Ont pris part à cette initiative, la RADDHO, le Comité Sénégalais pour la Défense les Droits de l’Homme (CSDH), soutenues par leurs partenaires et bailleurs de fonds tels que l’OSIWA, FOSCAO, WABA et WARF.
Cette table ronde, se fixe comme objectif d’interpeller les dirigeants africains devant leurs responsabilités pour que des élections libres et transaprentes se déroulent au Zimbabwé en vue d’éviter l’éclatement d’une guerre civile qui affectera dangereusement la stabilité et la paix dans ce pays.
Prenant, la parole M.Sadick Niass, Coordinateur régional de FOSCAO (Forum de la Société Civile Ouest-Africaine) basé au Nigéria, a déploré les graves violations des droits de l’homme qui ont émaillé l’après résultat controversé des élections qui ont donné la victoire à l’opposition.
Abondant dans le même sens, M.Jacob Ngom, du Comité Sénégalais des Droits de l’Homme (CSDH) a invité pour sa part l’opinion publique africaine à la vigilance et à la mobilisation pour que le 2ème des élections ne dénègere à une situation fâcheuse au Zimbabwe.
Plusieurs intervenants, ont pris la parole pour dénoncer également l’ingérence de certaines puissances étrangères impliquées dans la situation au Zimbabwé et la prise de position du Président Sud-africain Thabo Mbecki dont le soutien inconditionnel à Robert Mugabé, ne favorise pas les conditions d’une alternance politique au Zimbabwé.

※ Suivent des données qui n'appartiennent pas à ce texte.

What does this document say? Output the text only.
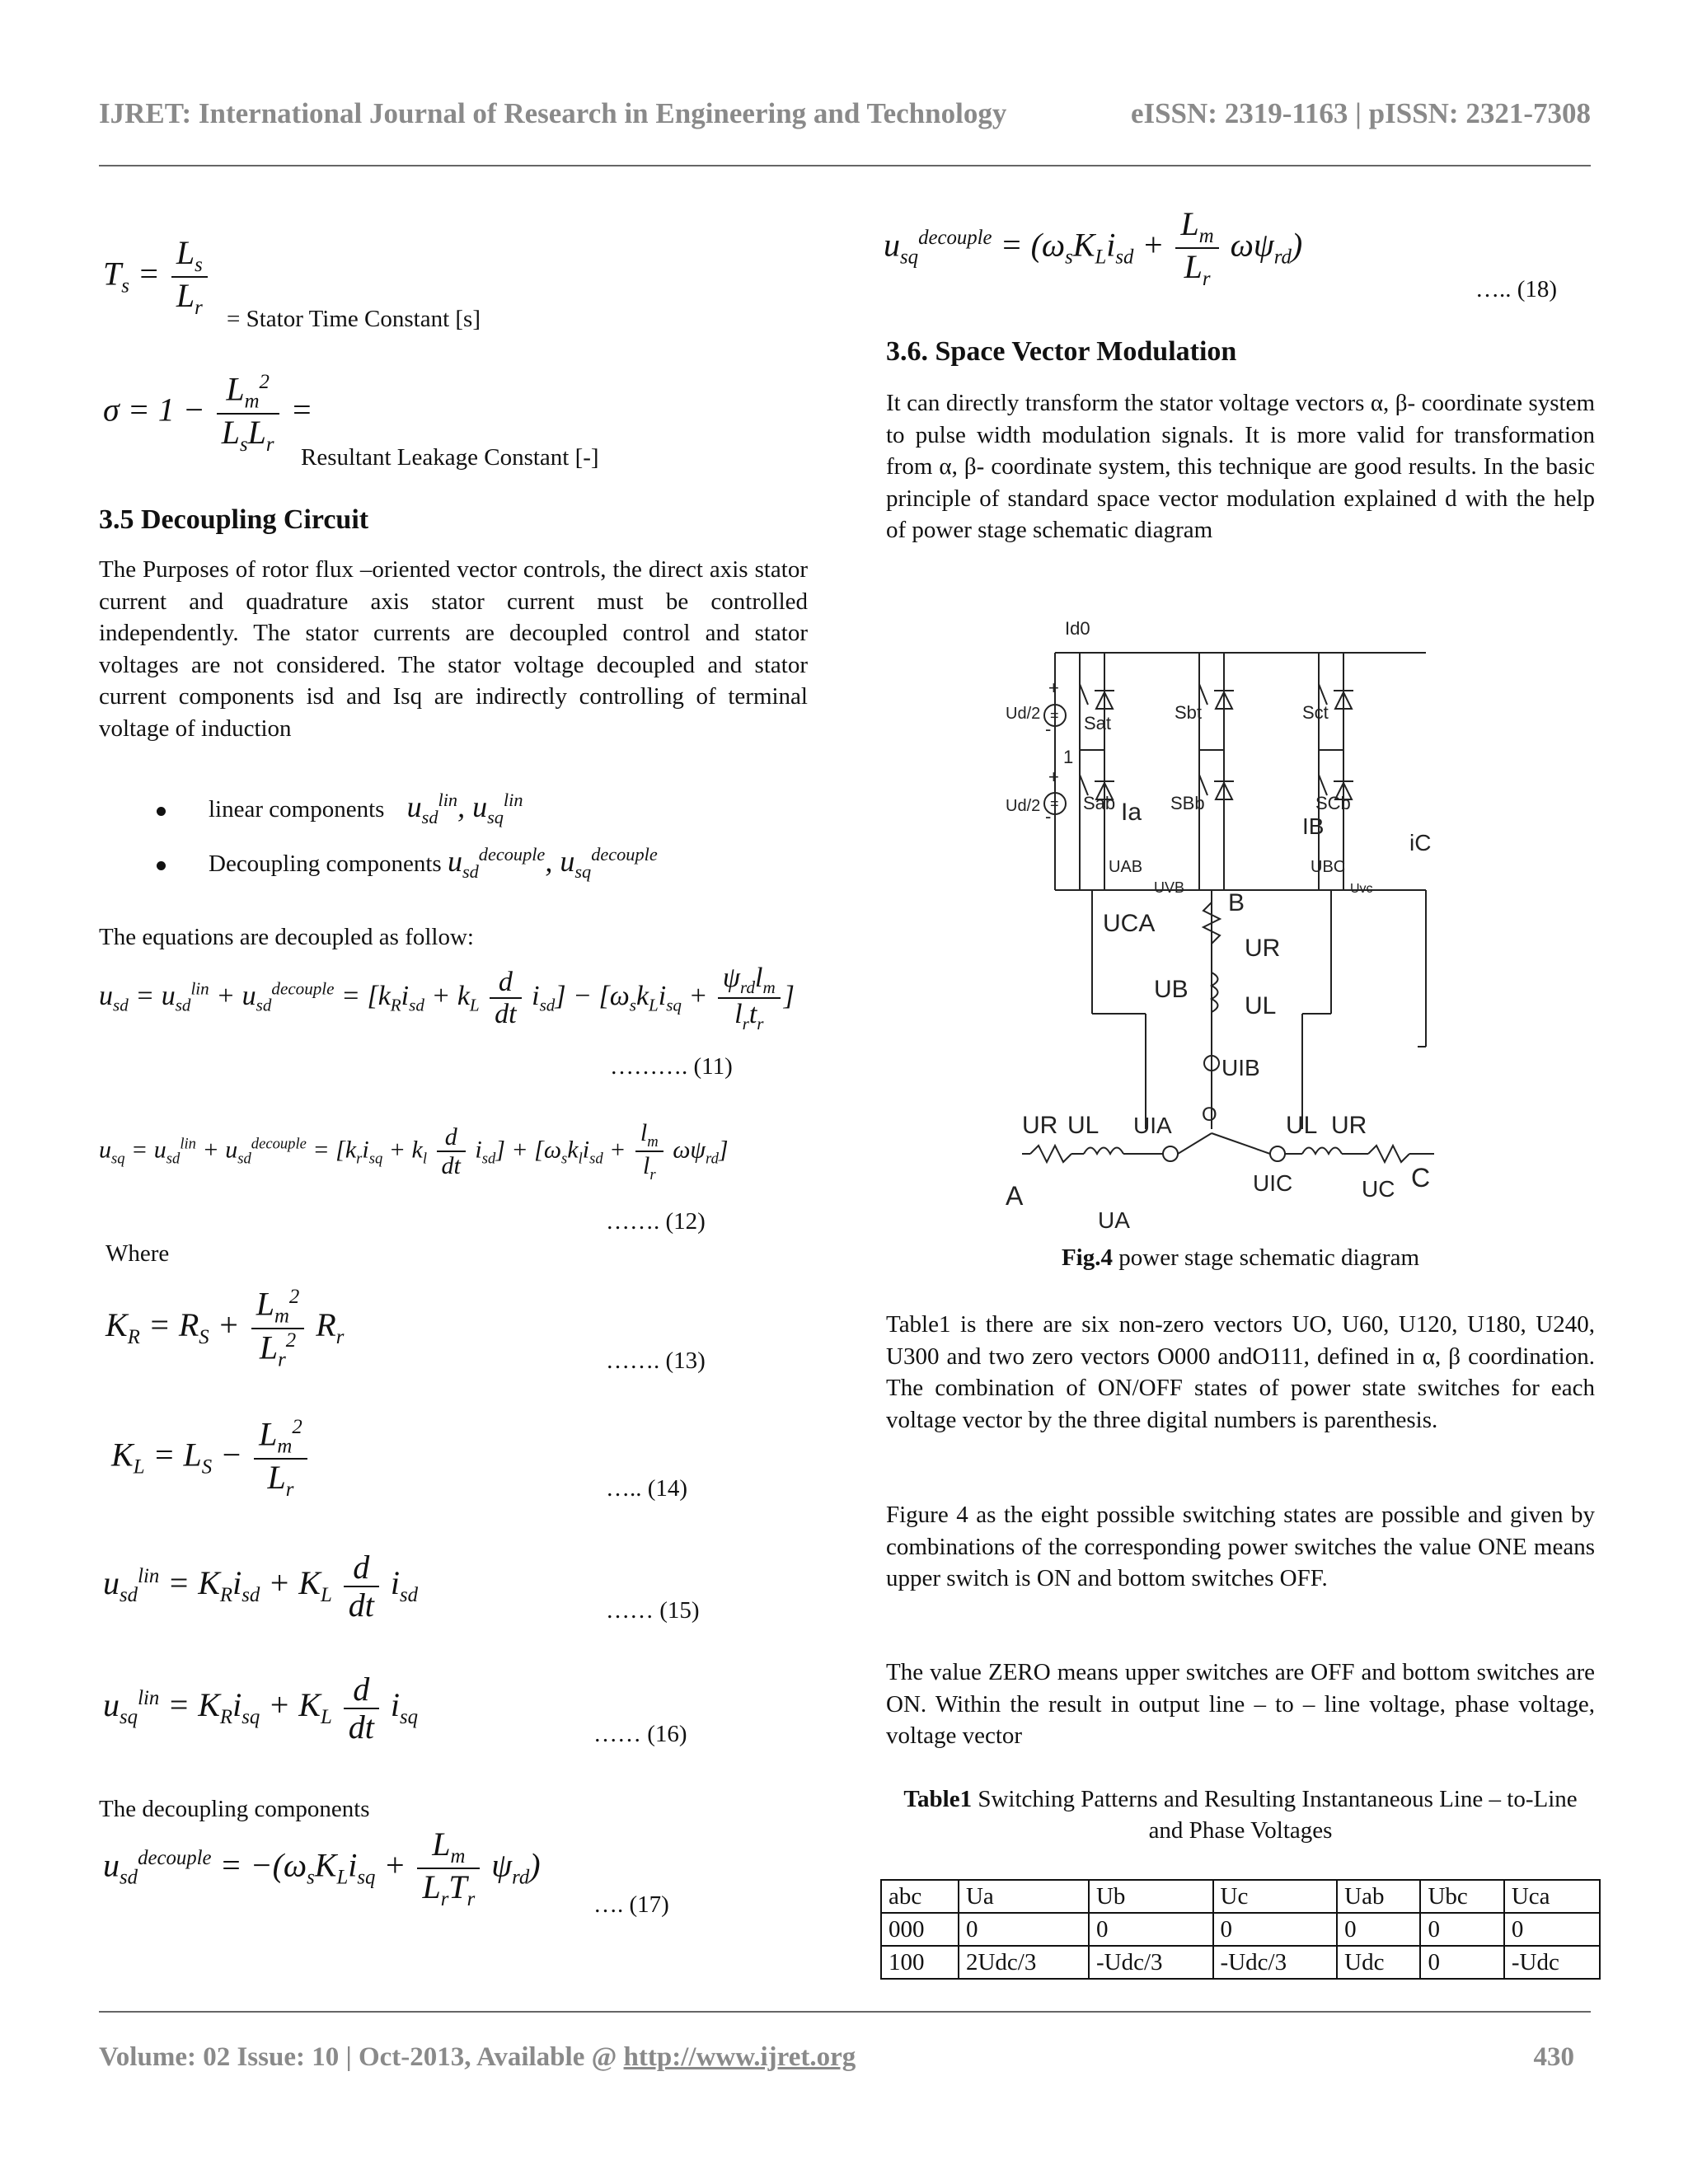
IJRET: International Journal of Research in Engineering and Technology	eISSN: 2319-1163 | pISSN: 2321-7308
$T_s = \frac{L_s}{L_r}$ = Stator Time Constant [s]
$\sigma = 1 - \frac{L_m^2}{L_sL_r}$ =
Resultant Leakage Constant [-]
3.5 Decoupling Circuit
The Purposes of rotor flux –oriented vector controls, the direct axis stator current and quadrature axis stator current must be controlled independently. The stator currents are decoupled control and stator voltages are not considered. The stator voltage decoupled and stator current components isd and Isq are indirectly controlling of terminal voltage of induction
linear components $u_{sd}^{lin}$, $u_{sq}^{lin}$
Decoupling components $u_{sd}^{decouple}$, $u_{sq}^{decouple}$
The equations are decoupled as follow:
$u_{sd} = u_{sd}^{lin} + u_{sd}^{decouple} = [k_Ri_{sd} + k_L \frac{d}{dt} i_{sd}] - [\omega_sk_Li_{sq} + \frac{\psi_{rd}l_m}{l_rt_r}$ ]
………. (11)
$u_{sq} = u_{sd}^{lin} + u_{sd}^{decouple} = [k_ri_{sq} + k_l \frac{d}{dt} i_{sd}] + [\omega_sk_li_{sd} + \frac{l_m}{l_r} \omega\psi_{rd}]$
……. (12)
Where
$K_R = R_S + \frac{L_m^2}{L_r^2} R_r$
……. (13)
$K_L = L_S - \frac{L_m^2}{L_r}$	….. (14)
$u_{sd}^{lin} = K_Ri_{sd} + K_L \frac{d}{dt} i_{sd}$
…… (15)
$u_{sq}^{lin} = K_Ri_{sq} + K_L \frac{d}{dt} i_{sq}$
…… (16)
The decoupling components
$u_{sd}^{decouple} = -(\omega_sK_Li_{sq} + \frac{L_m}{L_rT_r} \psi_{rd})$
…. (17)
$u_{sq}^{decouple} = (\omega_sK_Li_{sd} + \frac{L_m}{L_r} \omega\psi_{rd})$
….. (18)
3.6. Space Vector Modulation
It can directly transform the stator voltage vectors α, β- coordinate system to pulse width modulation signals. It is more valid for transformation from α, β- coordinate system, this technique are good results. In the basic principle of standard space vector modulation explained d with the help of power stage schematic diagram
Id0
+
Ud/2 =
-
1
+
Ud/2 =
-
Sat
Sbt	Sct
Sab	SBb	SCb
Ia
IB
iC
UAB	UBC
UVB	Uvc
UCA
B
UR
UB
UL
UIB
UR UL UIA O	UL UR
UIC
A
C
UA
UC
Fig.4 power stage schematic diagram
Table1 is there are six non-zero vectors UO, U60, U120, U180, U240, U300 and two zero vectors O000 andO111, defined in α, β coordination. The combination of ON/OFF states of power state switches for each voltage vector by the three digital numbers is parenthesis.
Figure 4 as the eight possible switching states are possible and given by combinations of the corresponding power switches the value ONE means upper switch is ON and bottom switches OFF.
The value ZERO means upper switches are OFF and bottom switches are ON. Within the result in output line – to – line voltage, phase voltage, voltage vector
Table1 Switching Patterns and Resulting Instantaneous Line – to-Line and Phase Voltages
abc	Ua	Ub	Uc	Uab	Ubc	Uca
000	0	0	0	0	0	0
100	2Udc/3	-Udc/3	-Udc/3	Udc	0	-Udc
Volume: 02 Issue: 10 | Oct-2013, Available @ http://www.ijret.org	430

Ils ont aussi, condamné la spirale des violences dont sont victimes les citoyens Zimbabwéens en Afrique du Sud, désapprouvant leur rejet l’excés de la xénophobie et au racisme ambiants dans ce pays censé être le noyau d’intégration continentale.
Clôturant les travaux, les organisateurs envisagent de soumettre leurs préoccupations comme recommandations à la Communauté des Etats Ouest-Africains (CEDEAO) pour rellier à l’Union africaine et autres institutions sous régionales et internationales pour que le Zimbabwé ne devienne un autre foyer tension et de conflit inéteincible sur le continent noir.
Aussi-en appelent-ils aux dirigeants africains au fair-play et au respect de verdict des urnes et d’encourager la succession pacifique du pouvoir dans leurs pays respectifs.